To me that sounds more like letting circumstances nudge you into implementing your "Coast FIRE" plan than taking some kind of principled stand.

Any business with an aws account should by default pretend like that world revolves them and their company.

Because if aws tanks, they will likely tank.

I pardon the drama. If you were in those shoes and the costs being spent for operating business costs- wouldn’t you be freaking the heck out?

If I scroll down and you do animations to the text I am out instantly.
It's just Claudeslop. It's everywhere. An epidemic. If you're familiar it stands out instantly. (Would you let someone else talk for you? In real life? Like open up your mouth and let a TTS system spit out the sounds and pick the words? No? Then you shouldn't do the same thing with writing!)
I actually think many people would choose this option, if it was possible.

21% of Americans are functionally illiterate according to the University of Alabama.
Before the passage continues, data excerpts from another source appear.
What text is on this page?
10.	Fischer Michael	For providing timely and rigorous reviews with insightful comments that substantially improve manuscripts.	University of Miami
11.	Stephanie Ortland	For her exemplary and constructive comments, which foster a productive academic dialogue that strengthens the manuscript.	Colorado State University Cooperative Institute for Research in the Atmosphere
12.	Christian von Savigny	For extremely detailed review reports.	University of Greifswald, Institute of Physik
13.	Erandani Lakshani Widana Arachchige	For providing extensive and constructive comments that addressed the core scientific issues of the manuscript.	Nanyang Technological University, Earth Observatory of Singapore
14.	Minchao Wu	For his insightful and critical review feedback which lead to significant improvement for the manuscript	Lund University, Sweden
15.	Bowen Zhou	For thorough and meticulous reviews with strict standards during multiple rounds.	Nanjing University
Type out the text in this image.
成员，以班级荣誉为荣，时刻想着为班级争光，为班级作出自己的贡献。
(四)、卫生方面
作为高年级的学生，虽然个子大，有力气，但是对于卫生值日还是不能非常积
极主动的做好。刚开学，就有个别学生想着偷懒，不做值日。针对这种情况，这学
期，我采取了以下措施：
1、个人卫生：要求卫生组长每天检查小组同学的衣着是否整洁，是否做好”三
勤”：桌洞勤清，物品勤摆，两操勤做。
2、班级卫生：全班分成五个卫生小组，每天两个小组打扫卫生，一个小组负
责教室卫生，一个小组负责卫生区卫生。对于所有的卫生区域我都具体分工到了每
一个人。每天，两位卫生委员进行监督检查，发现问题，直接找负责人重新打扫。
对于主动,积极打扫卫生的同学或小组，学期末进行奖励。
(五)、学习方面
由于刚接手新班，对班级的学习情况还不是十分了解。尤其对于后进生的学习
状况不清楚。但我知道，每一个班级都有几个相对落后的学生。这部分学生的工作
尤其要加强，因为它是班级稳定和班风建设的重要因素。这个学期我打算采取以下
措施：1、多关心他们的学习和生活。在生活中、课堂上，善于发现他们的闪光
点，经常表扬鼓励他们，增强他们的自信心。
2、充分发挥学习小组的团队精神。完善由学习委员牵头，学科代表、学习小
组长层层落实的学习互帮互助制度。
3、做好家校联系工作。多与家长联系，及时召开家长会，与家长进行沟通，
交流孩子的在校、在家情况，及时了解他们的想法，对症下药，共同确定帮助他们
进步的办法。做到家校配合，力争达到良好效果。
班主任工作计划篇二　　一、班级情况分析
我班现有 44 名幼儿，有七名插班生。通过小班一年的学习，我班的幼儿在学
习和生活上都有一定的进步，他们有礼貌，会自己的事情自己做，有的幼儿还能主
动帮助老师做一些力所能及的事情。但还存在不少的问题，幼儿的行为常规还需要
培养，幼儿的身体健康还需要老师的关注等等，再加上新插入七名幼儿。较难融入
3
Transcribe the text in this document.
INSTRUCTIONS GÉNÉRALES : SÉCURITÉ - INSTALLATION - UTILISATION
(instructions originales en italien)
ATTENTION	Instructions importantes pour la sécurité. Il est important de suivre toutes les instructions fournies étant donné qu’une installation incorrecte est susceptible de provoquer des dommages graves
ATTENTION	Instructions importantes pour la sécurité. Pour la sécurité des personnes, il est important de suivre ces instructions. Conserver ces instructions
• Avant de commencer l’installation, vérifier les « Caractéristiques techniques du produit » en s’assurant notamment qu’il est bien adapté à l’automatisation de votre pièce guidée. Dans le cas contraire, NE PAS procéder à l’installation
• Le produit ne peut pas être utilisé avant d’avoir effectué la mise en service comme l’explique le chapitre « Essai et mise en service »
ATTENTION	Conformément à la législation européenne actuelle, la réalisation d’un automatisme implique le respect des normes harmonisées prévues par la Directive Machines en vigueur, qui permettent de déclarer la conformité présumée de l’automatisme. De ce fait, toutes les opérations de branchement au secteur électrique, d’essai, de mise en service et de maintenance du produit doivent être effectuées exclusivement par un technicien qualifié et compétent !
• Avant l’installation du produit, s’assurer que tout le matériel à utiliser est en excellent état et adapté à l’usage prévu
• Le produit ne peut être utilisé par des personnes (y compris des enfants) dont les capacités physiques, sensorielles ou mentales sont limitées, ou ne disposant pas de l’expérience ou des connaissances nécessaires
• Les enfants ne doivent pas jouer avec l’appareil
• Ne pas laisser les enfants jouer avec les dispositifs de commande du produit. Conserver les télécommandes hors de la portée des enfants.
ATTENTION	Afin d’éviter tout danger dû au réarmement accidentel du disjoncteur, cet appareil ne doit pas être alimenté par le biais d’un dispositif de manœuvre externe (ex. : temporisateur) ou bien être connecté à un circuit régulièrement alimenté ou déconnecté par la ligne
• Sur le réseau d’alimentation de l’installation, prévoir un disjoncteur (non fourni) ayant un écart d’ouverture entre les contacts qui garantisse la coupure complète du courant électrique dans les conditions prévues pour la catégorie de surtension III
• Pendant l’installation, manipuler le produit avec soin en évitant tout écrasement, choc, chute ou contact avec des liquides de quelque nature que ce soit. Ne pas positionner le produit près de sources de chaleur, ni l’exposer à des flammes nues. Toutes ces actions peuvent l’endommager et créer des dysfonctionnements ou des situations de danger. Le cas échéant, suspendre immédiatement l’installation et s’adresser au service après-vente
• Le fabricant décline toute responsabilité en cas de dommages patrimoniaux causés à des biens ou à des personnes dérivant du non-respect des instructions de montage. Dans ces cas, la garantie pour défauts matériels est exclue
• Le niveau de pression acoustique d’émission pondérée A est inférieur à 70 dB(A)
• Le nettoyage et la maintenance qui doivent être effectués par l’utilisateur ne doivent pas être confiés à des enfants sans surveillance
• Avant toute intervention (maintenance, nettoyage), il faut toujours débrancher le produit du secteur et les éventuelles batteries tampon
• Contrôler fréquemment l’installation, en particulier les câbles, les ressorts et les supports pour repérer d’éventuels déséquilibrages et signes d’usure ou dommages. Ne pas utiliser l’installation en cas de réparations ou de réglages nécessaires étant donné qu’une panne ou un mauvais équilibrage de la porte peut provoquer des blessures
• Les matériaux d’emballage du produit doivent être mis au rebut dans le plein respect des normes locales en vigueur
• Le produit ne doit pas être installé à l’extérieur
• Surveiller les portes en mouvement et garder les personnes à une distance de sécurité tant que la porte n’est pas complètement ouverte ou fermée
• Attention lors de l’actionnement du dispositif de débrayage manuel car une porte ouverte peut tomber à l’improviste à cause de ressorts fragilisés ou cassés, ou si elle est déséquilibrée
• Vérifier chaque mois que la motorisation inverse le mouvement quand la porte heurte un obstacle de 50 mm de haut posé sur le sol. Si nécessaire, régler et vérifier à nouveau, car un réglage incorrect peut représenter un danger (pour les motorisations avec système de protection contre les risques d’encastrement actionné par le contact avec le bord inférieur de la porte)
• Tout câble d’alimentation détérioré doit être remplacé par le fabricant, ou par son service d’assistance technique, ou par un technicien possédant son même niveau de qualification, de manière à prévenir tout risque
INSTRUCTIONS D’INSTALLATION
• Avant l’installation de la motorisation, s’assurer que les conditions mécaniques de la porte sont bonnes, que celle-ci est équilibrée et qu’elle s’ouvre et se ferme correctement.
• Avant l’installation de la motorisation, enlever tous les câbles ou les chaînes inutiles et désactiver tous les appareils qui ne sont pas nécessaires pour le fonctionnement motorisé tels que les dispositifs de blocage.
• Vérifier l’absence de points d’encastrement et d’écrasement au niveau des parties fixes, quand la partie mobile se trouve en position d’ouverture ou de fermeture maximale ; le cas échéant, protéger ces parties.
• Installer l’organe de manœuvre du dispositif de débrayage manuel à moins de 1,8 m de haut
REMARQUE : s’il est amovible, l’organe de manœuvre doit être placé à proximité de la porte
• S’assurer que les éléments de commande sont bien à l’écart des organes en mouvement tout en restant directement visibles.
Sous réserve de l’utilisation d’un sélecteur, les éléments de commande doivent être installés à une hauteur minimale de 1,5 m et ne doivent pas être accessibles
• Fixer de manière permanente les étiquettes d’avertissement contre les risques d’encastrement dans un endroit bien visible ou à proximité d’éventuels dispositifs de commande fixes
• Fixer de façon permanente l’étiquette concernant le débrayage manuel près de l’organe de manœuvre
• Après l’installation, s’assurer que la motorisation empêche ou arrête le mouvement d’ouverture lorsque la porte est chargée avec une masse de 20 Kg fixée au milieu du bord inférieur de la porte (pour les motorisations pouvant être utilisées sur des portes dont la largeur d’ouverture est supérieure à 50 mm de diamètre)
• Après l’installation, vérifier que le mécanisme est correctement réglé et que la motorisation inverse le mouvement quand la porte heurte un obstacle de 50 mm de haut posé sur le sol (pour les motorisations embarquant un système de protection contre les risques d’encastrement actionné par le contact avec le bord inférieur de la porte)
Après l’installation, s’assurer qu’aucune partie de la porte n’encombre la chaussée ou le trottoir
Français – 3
> 21% of Americans are functionally illiterate according to the University of Alabama.

This was false. University of Alabama said this was according to the National Center for Educational Statistics.[1] NCES said 21% of US adults had low English literacy. This meant could not participate due to a language barrier or a cognitive or physical inability to be interviewed, below level 1, or level 1. Their definition of functionally illiterate in English was below level 1. This was 4.1%.[2]

[1] https://risingtide.ua.edu/education/statewide-ua-literacy-ce...

[2] https://nces.ed.gov/pubs2019/2019179/index.asp

Independently of literacy, I think many people desperately yearn for someone else to write or speak for them.

"Putting their name on documents" or "speaking publicly" is just an excruciating requirement to keep cashing checks, and each time it comes up the first thought bubbling up from the autonomic system is "how the fuck do I get out of this".

It worked for Stephen Hawking, and he was totally worth listening to.
This extra dramatic writing style really appeals to the current doomer zeitgeist. The rhetorical trick is to write everything so dramatically and exaggerated that when any point is challenged the critic gets attacked for taking it too literally. These articles exist in a duality of wanting to be taken as deadly serious but also immune to criticism; If you try to challenge any point in the story it will be brushed off as taking it too literally. The real point remains hidden in the mist behind the dramatic tone and will shape shift any time it is challenged.

Even the premise of the article has built-in ridiculousness, as if the author has enough special insight into all of AWS to conclude that all of the other employees are bad. Of course by point that out I’m sure this comment will be critiqued as missing the point. The point is you’re supposed to be angry and not think about the details of the story in a way that diminishes that anger!

> Like the blog writer has this style

You mean Claude has this style.

Claude is a bit of a drama queen.
I am so sick of reading this horseshit AI writing. It's like eating vaseline.